Index funds are unique because they are not actively managed. There are no fund managers playing the guessing game as to which stocks will rise or fall. The index is simply designed to follow the particular benchmark it has been assigned with. For example, if you index with an S&P 500 benchmark, your index fund will buy shares invested in the 500 largest companies in the United States. Because the fund buys into so many companies, the gains and losses are going to offset each other. As some companies are falling, other companies are rising in stock price. The slow gains are what turn people away from index funds. Short-term day traders want to see immediate profits within hours, but the reality is any profits they made will most likely be lost to commissions anyways.

“If you can’t beat the market, be the market: That’s the logic behind index funds.” John Bogle, founder of the Vanguard Group, is a pioneer for index funds. When others claimed they could beat the market through personal stock selection, he found that by indexing and reducing expense ratios, he could consistently outperform more than 85% of the other mutual funds. His key to index selection is choose the index fund with the lowest expense ratio. That is right, more expensive does not necessarily mean better. The higher the expense ratio, the more it will cut into the investments. A few hundred dollars in extra expenses may not seem like a lot, but that money invested over time translates into thousands of dollars lost due to extra expenses.
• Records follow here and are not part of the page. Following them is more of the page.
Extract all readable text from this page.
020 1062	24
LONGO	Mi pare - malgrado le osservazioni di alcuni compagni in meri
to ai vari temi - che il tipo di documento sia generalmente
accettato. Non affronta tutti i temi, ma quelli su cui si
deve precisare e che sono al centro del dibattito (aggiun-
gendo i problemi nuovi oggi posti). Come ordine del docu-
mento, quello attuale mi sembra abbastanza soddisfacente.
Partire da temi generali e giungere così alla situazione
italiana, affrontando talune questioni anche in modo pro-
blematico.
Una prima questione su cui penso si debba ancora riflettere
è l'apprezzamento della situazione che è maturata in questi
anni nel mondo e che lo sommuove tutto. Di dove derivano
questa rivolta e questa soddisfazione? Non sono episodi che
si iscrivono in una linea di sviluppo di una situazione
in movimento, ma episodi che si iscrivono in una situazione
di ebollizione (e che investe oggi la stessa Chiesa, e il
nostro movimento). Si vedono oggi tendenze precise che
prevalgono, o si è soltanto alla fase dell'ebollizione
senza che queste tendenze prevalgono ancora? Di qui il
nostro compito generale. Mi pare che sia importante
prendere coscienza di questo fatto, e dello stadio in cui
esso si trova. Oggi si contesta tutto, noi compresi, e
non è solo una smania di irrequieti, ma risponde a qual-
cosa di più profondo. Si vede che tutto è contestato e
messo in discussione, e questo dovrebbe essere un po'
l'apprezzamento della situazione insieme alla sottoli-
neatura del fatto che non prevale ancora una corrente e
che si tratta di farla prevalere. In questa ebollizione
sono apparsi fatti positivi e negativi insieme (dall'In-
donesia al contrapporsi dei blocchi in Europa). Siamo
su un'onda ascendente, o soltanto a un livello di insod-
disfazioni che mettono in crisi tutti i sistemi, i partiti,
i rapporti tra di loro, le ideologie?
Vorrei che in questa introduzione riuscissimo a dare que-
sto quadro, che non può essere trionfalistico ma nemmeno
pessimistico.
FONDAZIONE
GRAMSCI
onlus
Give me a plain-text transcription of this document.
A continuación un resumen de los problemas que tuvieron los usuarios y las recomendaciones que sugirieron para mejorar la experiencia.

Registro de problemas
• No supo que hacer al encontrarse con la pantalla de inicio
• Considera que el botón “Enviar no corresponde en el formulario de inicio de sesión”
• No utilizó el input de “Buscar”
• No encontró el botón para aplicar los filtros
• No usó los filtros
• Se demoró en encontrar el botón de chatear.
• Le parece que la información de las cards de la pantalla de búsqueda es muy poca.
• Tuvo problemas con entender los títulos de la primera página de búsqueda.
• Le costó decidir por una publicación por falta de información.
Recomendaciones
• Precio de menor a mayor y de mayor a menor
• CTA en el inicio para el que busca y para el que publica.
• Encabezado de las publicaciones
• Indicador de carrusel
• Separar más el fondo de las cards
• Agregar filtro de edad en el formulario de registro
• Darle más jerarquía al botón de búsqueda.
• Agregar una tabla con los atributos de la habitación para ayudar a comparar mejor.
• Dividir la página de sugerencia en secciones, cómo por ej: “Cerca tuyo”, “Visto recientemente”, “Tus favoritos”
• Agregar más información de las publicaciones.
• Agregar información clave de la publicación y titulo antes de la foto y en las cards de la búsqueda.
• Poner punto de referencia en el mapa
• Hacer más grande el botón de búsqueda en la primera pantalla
Bogle was asked what is the highest expense ratio that an investor should accept? He stated, “three-quarters of 1 percent maybe.” Compare that to actively managed funds, which can run anywhere from 1.5 to 3% and you can see that index funds allow for the lowest expense ratios. It is no coincidence that Vanguard offers the lowest expense ratios of any investment firm. The Vanguard 500 Index Shares fund has an expense ratio of .15%. For people who do not have an initial $3,000 to invest they can set up an account with TIAA-CREF, which accepts investors willing to make smaller monthly investments. TIAA-CREF has slightly higher expense ratios around .50% plus, but still fall well below Bogle’s maximum .75% expense ratio. The key to indexing is keeping the expenses as low as possible in order to maximize investment gains.